The Red Dress | Choreographed by Yin Mei and performed by China Ningbo Performance & Arts Group

Presented by China Arts & Entertainment Group | State Theatre, Sydney | Review based on 4 March performance

China Ningbo Performance & Arts Group is a recent cultural initiative founded in 2011. Since then the group has toured Europe, the US and parts of Asia, showcasing the culture and customs of Ningbo.

To our shores they bring The Red Dress,  a love story set in southern China, back, back in the day. No, skyscrapers here. This is not modern China, where the pace and scale of economic transformation has no historical precedent. Instead, this is an ancient time of folk customs such as Daughter’s Wine, Descendants Bucket and Rolling Silkworms, which for the wealthier villagers provide an opportunity to socialise.

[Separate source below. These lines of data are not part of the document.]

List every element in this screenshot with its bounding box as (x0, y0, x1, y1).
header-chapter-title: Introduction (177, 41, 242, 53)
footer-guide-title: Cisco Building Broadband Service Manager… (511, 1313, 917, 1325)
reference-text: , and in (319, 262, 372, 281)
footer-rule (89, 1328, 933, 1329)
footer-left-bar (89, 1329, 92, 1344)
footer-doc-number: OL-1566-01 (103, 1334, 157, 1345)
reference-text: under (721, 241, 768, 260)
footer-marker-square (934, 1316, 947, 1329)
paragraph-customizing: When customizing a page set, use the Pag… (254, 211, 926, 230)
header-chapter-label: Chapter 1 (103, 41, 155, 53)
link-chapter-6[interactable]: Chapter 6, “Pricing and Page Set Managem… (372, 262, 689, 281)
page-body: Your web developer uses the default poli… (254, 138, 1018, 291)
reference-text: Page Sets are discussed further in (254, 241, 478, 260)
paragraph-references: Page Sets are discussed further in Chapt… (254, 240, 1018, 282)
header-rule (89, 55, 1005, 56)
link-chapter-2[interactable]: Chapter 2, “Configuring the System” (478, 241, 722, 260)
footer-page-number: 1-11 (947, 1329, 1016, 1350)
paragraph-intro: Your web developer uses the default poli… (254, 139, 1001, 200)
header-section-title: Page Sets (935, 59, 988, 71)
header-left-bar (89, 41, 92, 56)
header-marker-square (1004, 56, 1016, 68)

This well researched production generously shares with us these ceremonies and customs using Chinese folk dance as its narrative mode. The tale focuses on two young people, both from affluent families — a young boy, A’yongis  (Zeng Ming), and a young girl, Yue’er  (Cheng Lin), who have been friends since childhood.

Gradually, as they grow, they fall in love and plant two pomelo trees for their engagement. However, before they marry, A’yongis feels he must make his way in the world, and so leaves the village, with the promise to Yue’er, that he will return when he has achieved success through hard work.  Furthermore, he tells her, “I will marry you and you will have a thousand red dresses.” Yue’er, believing marriage is fixed in the heavens, vows to wait.

Dai Yannian’s design work effectively visually transports us to this ancient land through exquisite costumes and skilfully crafted red dowry items, which fill Daughter’s Tower.  Red is regarded as a lucky colour and plays a vital role in the wedding festivities of Chinese people, signifying love, prosperity and happiness. Therefore, everything is red!

Yin Mei’s precisely crafted choreography creates a continuous collage of customs and ceremonies implemented with agility, strength and grace by The Ningbo Music and Dance Troupe. Cheng Lin and Zeng Min, the principal dancers, are excellent and easily steal the show, executing accentuated graceful limb extensions whilst at other times gliding and across the stage.

This is authentic and traditional Chinese dance at its best. Obviously it lacks the impact and wow factor of modern dance. Instead it provides a more sedate and wistful look at the elegance of China’s folk culture.